Beware of rates mauling of your wallet
‘We’re in this together’’ trumpets the Christchurch mayor in her opening preamble to the council’s draft Long Term Plan (LTP).
Indeed we are – there’s no escaping the city council’s tentacular clutches as they line up your back pocket for a fresh mauling.
Before focusing on the grim fiscals, I do wish to acknowledge Mayor Lianne Dalziel’s clearlystated determination to reverse Christchurch’s crumbling Garden City status.
You may recall my rant about this over Christmas, duly amplified by scores of fellow residents – and the mayor has responded, assertively.
She has pointedly taken aim at the council’s dopey ‘‘No Mow’’ riverbanks policy, and a fresh commitment to improving the maintenance of our parks and riverbanks has been elevated to priority status in the LTP.
I have no problem with sensibly considered habitat-enhancing riverbank plantings – but allowing those banks to balloon out of control with weeds and grasses has been an ill-conceived act of mass-negligence.
Tomorrow, city councillors will formally approve opening up the draft LTP to public consultation. But short of a full-scale revolt, the thrust of the LTP won’t be uprooted.
Isn’t it cynical how the council’s contribution to reinstating Christ Church Cathedral has been fashioned as the fall-guy, a convenient punching bag, so as to act as a heat-deflecting lightening rod, to divert and distract public opprobrium well away from the central issue – rampant rates rises.
The council’s spin machine wants to corral your angst on the headline-grabbing ‘‘$7 a year’’ cathedral levy, while they downplay the proposed annual rates rise as just ‘‘$2.64 a week’’.
Don’t be sucked in – despite the best efforts of Cr Yani Johansen.
The $10 million contribution to the cathedral pales in comparison to the council’s proposed $4 billion spend up on capital projects over the next decade, let alone the $352m on planning and policy. And as the draft LTP documents confirm, it is equally disingenuous for the cathedral rating levy not to be incorporated into the overall rates increase.
The council would have you believe their proposed average annual rates hike is 5.5 per cent, yet their own documents tabulate the figure as 5.72 per cent. What the Dalziel-led council doesn’t want to admit is they have reneged on reining in rates. They have broken their own promises.

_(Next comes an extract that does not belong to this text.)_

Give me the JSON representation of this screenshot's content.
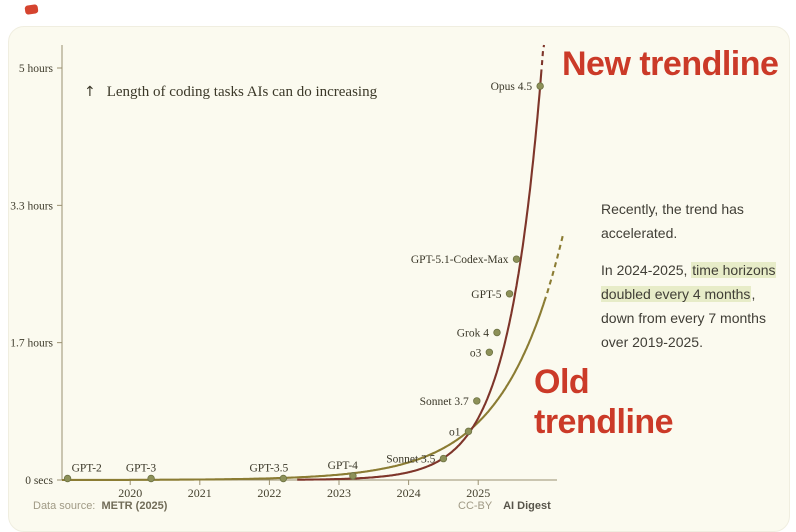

Back in 2016, the annual plan pledged to cap rates rises at 5 per cent. Last September, the council declared its LTP focus was on ‘‘keeping rate rises below 5 per cent – even if it means reducing services’’.
The mayor’s report gushed ‘‘the right thing for ratepayers must be a reduction in the percentage rates increase’’.
But the draft LTP lays bare the betrayal. Beyond this year’s proposed rise of 5.72 per cent, 5.5 per cent is slated for 2019 and 5.0 per cent in 2020. The council’s projected track doesn’t envisage annual rises falling below 4.5 per cent until 2026.
Last week, I referred to how my rates bill has exploded by 83 per cent since 2007 – now on-track to spiral to 135 per cent in five more years.
Many councillors blame all of this on the government, accusing them of short-changing the city in the horizontal infrastructure rebuild programme, despite the government paying the lion’s share of it.
Their bleating carries the whiff of unrealistic expectations, and a misunderstanding between reinstating infrastructure and ongoing maintenance.
Lax maintenance to our wellheads has arguably inflicted us with chlorination.
But if the post-quake infrastructure tail poses as such a colossal financial millstone, which the council calculates as costing ratepayers $66m a year, why hasn’t it curbed their penchant for mega-spending on non-essentials?
Hundreds of millions continue to be showered on the proliferation of a record number of pools, libraries and cycleways.
Council debt levels remain all but maxed out and council-owned companies have been loaded up with debt.
But still the council refuse to consider a partial selldown on any commercial assets to flatten the rates track and aggressively expedite the infrastructure backlog, like smoother roads, despite shelling out obscene executive bonuses to underperforming goliaths, like City Care.
Nor does the LTP factor-in the government’s promised $300m capital injection.
No, the council would rather dream up new ways to extract even more of your cash, with a regional fuel tax installed in the LTP, incongruously at odds with their giddy evangelising over electric vehicles.